Dioxin and PCB concentrations in salmon and herring from the Baltic Sea – impact of cooking methods, uncertainty of chemical analyses and differences between parts of the fish

A pilot study with the intention of examining how different preparation techniques of salmon and herring affects prevalence of dioxins and PCB has been conducted. For herring, smoking, frying and fermentation (fermented herring is a traditional Swedish dish) is tested. The salmon was prepared by hot-smoking, cold-smoking and curing. No clear results have emerged, but there was an early indication that by smoking herring and curing salmon, levels of dioxin-like compounds can be reduced. Future, more extensive studies are recommended.

For salmon, it was tested how dioxins and PCB distributes between different parts of the fish, and how possible differences are connected to differences in fat content between the parts. Results indicate that levels of dioxin and PCB reduces gradually from the neck-part to the tail-part of the salmon. Also, these changes were shown to be strongly related to changes in fat content between the parts.

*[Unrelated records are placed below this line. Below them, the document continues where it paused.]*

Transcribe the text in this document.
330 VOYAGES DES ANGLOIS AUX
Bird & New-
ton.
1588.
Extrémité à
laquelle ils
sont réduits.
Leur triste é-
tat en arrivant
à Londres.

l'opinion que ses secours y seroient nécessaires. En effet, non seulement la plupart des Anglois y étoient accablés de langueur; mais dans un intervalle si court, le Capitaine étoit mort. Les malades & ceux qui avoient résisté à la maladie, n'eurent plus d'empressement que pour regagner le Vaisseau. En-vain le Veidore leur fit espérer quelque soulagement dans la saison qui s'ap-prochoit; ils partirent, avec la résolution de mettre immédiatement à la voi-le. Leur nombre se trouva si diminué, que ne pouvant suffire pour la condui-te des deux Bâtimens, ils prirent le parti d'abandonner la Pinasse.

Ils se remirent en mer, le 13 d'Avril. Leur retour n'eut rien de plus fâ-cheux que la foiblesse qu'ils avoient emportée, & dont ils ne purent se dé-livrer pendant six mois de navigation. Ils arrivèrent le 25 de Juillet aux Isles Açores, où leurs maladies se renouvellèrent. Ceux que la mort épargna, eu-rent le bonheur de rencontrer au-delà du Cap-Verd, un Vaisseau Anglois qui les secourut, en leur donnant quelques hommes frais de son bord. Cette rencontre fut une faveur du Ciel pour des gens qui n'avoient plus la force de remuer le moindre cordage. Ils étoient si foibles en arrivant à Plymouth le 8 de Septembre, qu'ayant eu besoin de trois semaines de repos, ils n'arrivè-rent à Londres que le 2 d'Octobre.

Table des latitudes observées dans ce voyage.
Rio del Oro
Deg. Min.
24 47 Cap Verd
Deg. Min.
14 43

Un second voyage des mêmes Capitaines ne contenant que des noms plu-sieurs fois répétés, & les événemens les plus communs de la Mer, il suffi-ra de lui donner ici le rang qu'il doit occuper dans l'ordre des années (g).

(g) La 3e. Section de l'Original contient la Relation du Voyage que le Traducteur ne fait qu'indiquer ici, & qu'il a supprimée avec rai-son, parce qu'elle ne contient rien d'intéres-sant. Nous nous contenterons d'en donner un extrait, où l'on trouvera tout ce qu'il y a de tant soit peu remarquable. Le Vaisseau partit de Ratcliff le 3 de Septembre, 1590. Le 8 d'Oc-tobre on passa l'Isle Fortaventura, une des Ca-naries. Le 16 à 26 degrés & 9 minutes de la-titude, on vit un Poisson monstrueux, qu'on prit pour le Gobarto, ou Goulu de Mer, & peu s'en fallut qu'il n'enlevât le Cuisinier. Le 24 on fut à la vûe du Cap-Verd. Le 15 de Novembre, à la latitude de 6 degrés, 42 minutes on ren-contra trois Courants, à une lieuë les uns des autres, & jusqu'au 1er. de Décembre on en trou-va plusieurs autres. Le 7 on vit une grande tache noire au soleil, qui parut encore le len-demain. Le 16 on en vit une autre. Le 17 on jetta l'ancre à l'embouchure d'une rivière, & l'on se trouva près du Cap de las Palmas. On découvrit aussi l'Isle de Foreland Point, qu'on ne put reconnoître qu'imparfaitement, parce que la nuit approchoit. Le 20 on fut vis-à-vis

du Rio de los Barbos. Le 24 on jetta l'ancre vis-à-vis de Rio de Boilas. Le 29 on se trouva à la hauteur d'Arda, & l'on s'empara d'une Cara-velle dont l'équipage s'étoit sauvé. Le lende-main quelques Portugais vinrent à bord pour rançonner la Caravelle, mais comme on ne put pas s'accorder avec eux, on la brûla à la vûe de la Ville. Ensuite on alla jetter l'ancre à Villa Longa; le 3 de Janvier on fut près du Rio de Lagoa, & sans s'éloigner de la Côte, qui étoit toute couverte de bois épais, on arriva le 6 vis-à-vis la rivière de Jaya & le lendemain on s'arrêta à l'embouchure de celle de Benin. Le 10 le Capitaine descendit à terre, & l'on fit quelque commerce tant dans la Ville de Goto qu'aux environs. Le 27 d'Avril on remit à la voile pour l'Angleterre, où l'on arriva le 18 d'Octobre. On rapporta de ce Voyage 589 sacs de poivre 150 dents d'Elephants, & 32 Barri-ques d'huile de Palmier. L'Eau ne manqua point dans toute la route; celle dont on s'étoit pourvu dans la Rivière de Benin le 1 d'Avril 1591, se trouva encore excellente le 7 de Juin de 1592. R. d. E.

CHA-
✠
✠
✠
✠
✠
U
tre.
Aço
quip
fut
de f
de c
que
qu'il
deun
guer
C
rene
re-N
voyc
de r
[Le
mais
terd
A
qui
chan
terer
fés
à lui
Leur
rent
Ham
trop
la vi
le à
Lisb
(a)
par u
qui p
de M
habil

To form an idea about how precise measurements of fat content, dioxins and PCB are, duplicated samples of muscle tissue from fish were sent to two independent accredited laboratories for analysis. Results from the lab-comparison enhanced the belief that chemical analyses of dioxins and PCB are connected to measurement error of a non-neglectable size. However, analysis of fat content seems to be related to less measurement error.